Journeys in ancient and old growth forests

About AFER

CRW_2601Ancient Forest Exploration & Research (AFER) is a non-profit charitable organization formed in 1992. The organization is dedicated to research and education related to ancient and old-growth forests. AFER’s research has focused on identifying and characterizing old-growth forests in Temagami; identifying ancient forest landscapes in central Ontario; and mapping conservation corridors, including the Algonquin to Adirondack (A2A) corridor. The results of this research can be found on the publications page.

AFER was involved in the creation of several educational handbooks and trail guides, including the White Bear Forest guide and the guide to the Blueberry Lake ecology trails. AFER maintains the list of Ontario’s oldest trees, and a database of old-growth forests of North America.

AFER is currently working to raise awareness of the threat of Hemlock Woolly Adelgid and other invasive forest pests, which are a serious threat to North American forests

Read More about our history and mission, or contact us.

Michael Henry is a senior ecologist with Ancient Forest Exploration and Research. He first worked with AFER in the mid-1990’s studying the old-growth pine forests of central Ontario. Since then he has continued to do research and education work in these forests, and forests in other parts of Ontario, Hawaii, and interior British Columbia. Michael designed and constructed the Blueberry Lake Ecology Trails in Temagami, Ontario. He has written reports, trail guides and magazine articles on old-growth forests and other natural history topics. He is the lead author of Ontario’s old-growth forests.

Michael writes about forest issues at ancientforest.org, and about sustainable building and broader issues of sustainability at thesustainablehome.net.

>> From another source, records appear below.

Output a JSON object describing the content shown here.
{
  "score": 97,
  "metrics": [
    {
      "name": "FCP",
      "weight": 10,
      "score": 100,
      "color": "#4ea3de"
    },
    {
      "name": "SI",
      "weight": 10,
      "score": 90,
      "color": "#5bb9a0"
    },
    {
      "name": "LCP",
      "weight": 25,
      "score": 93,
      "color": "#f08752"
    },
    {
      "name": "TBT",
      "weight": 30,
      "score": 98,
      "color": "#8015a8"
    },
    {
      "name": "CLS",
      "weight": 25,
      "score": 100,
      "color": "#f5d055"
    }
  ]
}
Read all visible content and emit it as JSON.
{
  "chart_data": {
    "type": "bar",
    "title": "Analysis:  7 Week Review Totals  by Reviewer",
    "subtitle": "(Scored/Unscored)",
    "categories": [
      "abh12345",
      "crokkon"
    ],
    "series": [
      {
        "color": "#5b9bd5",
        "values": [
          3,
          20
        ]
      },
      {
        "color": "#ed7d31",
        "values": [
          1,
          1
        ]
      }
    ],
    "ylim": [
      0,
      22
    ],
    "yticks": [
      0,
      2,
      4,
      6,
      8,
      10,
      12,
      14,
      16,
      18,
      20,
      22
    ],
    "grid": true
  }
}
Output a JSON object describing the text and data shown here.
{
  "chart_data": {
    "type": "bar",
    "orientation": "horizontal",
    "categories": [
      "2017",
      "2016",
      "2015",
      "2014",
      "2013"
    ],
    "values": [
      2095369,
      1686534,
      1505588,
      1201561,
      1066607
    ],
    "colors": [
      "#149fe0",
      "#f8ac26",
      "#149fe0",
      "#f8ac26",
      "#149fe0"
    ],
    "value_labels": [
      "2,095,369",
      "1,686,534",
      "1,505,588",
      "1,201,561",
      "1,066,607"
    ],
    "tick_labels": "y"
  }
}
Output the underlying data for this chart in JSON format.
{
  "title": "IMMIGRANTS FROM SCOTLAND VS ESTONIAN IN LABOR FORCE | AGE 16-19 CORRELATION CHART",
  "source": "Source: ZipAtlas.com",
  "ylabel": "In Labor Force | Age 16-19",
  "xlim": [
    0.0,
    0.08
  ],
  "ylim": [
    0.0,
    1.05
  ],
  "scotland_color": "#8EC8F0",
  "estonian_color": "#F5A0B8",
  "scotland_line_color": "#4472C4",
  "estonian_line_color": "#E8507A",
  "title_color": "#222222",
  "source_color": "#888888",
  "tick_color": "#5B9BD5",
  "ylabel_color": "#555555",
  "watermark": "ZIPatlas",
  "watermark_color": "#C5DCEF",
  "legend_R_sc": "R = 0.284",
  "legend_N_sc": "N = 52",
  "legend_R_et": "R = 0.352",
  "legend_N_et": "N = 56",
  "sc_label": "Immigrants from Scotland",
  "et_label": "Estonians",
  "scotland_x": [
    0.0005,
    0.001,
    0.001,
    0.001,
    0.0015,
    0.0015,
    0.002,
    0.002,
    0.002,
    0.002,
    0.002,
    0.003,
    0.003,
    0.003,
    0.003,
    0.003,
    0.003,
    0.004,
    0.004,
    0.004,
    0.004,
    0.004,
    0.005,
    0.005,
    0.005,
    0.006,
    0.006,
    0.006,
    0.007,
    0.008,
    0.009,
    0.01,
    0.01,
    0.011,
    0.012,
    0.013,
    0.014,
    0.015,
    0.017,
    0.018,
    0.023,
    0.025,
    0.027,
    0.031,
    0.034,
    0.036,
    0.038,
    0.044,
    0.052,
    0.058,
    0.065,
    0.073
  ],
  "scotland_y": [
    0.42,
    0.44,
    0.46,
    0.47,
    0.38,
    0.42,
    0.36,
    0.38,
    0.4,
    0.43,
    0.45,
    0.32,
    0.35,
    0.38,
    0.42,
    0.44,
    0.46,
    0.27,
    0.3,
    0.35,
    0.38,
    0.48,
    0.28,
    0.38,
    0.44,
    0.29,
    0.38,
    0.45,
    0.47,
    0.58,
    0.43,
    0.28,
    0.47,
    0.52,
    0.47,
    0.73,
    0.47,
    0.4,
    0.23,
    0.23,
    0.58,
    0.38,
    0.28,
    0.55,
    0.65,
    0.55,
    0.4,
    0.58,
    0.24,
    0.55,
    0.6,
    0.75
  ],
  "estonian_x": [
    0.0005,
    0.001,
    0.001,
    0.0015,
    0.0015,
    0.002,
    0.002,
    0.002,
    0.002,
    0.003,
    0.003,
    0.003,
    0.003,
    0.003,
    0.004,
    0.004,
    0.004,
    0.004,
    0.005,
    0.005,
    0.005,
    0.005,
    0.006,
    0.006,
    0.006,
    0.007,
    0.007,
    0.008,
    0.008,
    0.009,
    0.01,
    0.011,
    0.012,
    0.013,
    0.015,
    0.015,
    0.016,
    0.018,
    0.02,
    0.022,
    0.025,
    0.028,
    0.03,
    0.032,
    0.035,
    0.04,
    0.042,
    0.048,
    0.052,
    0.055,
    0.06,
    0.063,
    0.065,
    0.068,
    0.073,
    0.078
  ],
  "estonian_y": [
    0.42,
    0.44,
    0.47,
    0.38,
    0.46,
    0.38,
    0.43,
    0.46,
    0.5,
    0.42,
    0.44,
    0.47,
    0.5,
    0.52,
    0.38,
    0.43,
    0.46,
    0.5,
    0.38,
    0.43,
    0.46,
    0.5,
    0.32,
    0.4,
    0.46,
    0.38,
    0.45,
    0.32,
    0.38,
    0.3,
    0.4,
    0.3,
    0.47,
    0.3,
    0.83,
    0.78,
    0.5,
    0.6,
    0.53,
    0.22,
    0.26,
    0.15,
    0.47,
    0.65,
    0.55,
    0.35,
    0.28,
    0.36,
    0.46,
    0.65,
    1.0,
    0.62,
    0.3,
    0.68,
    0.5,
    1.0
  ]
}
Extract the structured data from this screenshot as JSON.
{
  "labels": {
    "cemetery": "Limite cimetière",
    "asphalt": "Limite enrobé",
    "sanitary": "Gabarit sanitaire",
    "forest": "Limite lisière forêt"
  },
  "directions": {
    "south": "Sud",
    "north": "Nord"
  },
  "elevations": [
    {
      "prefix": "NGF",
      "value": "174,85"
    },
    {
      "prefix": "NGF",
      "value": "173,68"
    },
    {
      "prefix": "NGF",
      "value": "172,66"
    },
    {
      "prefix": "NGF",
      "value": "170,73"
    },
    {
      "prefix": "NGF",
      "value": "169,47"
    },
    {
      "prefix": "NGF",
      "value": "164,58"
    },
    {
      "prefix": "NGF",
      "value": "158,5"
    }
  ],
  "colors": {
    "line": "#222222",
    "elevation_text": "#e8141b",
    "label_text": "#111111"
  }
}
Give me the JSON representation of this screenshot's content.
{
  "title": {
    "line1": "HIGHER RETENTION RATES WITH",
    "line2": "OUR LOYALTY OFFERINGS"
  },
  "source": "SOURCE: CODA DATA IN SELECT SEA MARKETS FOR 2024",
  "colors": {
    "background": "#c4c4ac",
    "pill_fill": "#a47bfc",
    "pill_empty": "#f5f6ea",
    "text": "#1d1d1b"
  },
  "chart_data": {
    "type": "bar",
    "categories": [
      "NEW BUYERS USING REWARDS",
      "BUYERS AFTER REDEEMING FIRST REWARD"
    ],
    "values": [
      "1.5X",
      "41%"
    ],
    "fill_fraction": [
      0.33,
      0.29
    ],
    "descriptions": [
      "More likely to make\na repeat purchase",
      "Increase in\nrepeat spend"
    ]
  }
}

Dr. Peter Quinby is the founding executive director of Ancient Forest Exploration & Research (created in 1992).  Since 2004, he has been Chair of the Board of Directors and Chief Scientist and has studied landscape ecology and conservation since 1980.  As a graduate student at Yale University, he was involved in watershed-ecosystem studies at the Hubbard Brook Experimental Forest in New Hampshire.  For his Ph.D. project at the University of Toronto, he studied the influence of habitat conditions on forest vegetation composition in the upland landscapes of Algonquin Park, Ontario.  For three years starting in 1988, he was Director of Conservation Science and Research Ecologist with the Temagami Wilderness Society.  Between 1987 and 1991, Dr. Quinby was Assistant Professor of Natural Resource Management at Wilfrid Laurier University; from 1994 to 2000, he was Assistant Professor of Conservation Biology at the University of Pittsburgh; from 2000 to 2003, Dr. Quinby was Dean of Natural Resources, Sciences and Liberal Arts at Paul Smith’s College; and from 2003 to 2007, he was Director of the Pymatuning Laboratory of Ecology at the University of Pittsburgh.  In 2007, he became a senior scientist with Knight Piesold Consulting in North Bay, Ontario until he returned to working as a consulting ecologist in 2014.  Dr. Quinby is certified as a Senior Ecologist through the Ecological Society of America and has produced numerous scientific articles and technical reports addressing the topics of forest landscape ecology and conservation, species at risk, wildlife habitat assessment and suitability, and natural areas management.